Courrier des spectacles, n° 3589 du 7 décembre 1806, p. 4 :
[Le compte rendu de ce qui sera un beau succès est placé en page 4 et se réduit à quelques lignes : beaucoup de spectacle, mais peu d’action. Les auteurs ont été nommés.]
Le Pied de mouton a opéré hier ses prodiges au Théâtre de la Gaîté. Vingt-cinq ou trente changemens à vue, des décorations brillantes, beaucoup de mouvement, mais peu d'action, voilà ce qu’a offert cette pièce féerie.
L’auteur est M. Martainville, celui de la musique, M. Taix, et celui des ballets, M Adam.

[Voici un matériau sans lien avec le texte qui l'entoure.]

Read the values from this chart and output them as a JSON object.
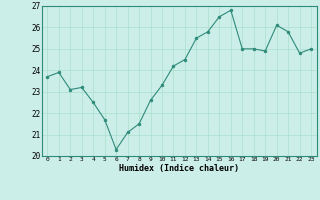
{
  "x": [
    0,
    1,
    2,
    3,
    4,
    5,
    6,
    7,
    8,
    9,
    10,
    11,
    12,
    13,
    14,
    15,
    16,
    17,
    18,
    19,
    20,
    21,
    22,
    23
  ],
  "y": [
    23.7,
    23.9,
    23.1,
    23.2,
    22.5,
    21.7,
    20.3,
    21.1,
    21.5,
    22.6,
    23.3,
    24.2,
    24.5,
    25.5,
    25.8,
    26.5,
    26.8,
    25.0,
    25.0,
    24.9,
    26.1,
    25.8,
    24.8,
    25.0
  ],
  "xlim": [
    -0.5,
    23.5
  ],
  "ylim": [
    20,
    27
  ],
  "yticks": [
    20,
    21,
    22,
    23,
    24,
    25,
    26,
    27
  ],
  "xticks": [
    0,
    1,
    2,
    3,
    4,
    5,
    6,
    7,
    8,
    9,
    10,
    11,
    12,
    13,
    14,
    15,
    16,
    17,
    18,
    19,
    20,
    21,
    22,
    23
  ],
  "xlabel": "Humidex (Indice chaleur)",
  "line_color": "#2e8b7a",
  "marker_color": "#2e8b7a",
  "bg_color": "#cceee8",
  "grid_color": "#aaddcc",
  "axis_color": "#2e8b7a",
  "fig_bg": "#cceee8"
}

Courrier des spectacles, n° 3591 du 9 décembre 1806, p. 2-3 :
[Après le court entrefilet du 7 décembre, un vrai compte rendu. Le succès a été considérable, au point que le théâtre a été assiégé bien avant son ouverture. Le public a été au rendez-vous de la nouveauté. Le sujet ? Les effets d’un talisman, sous forme d’un pied de mouton (qui vaut bien une patte de lapin) qui permet à son détenteur de se sortir de tous les problèmes et d’épouser la femme qu’il aime. Le critique donne un large choix de ces effets magiques. Mais il ne peut tous les raconter, tant il y en a. Il se contente de dire que la pièce comporte de 25 à 30 changements à vue aux « effets plus ou moins étonnans ». Certes tout n’est pas neuf dans les décors ou les « effets de féerie », mais le spectacle est très varié, et « les ballets sont soignés ». Les acteurs principaux sont cités. « Tous en un mot ont contribué au succès de cette représentation ».]
Théâtre de la Gaîté.
Le Pied de mouton.
Jamais festin préparé au Rocher de Cancale, de la main savante des Balaine et des G. de la R. n’a attiré une foule de convives plus empressés que le Pied de mouton. Combien d’amateurs n’ont pas dîné, dans l’espoir de trouver chez M. Ribié, le plus succulent de tous les mets ! Avant midi, la porte du théâtre étoit assiégée par une multitude avide de prendre des place au banquet annoncé depuis huit jours.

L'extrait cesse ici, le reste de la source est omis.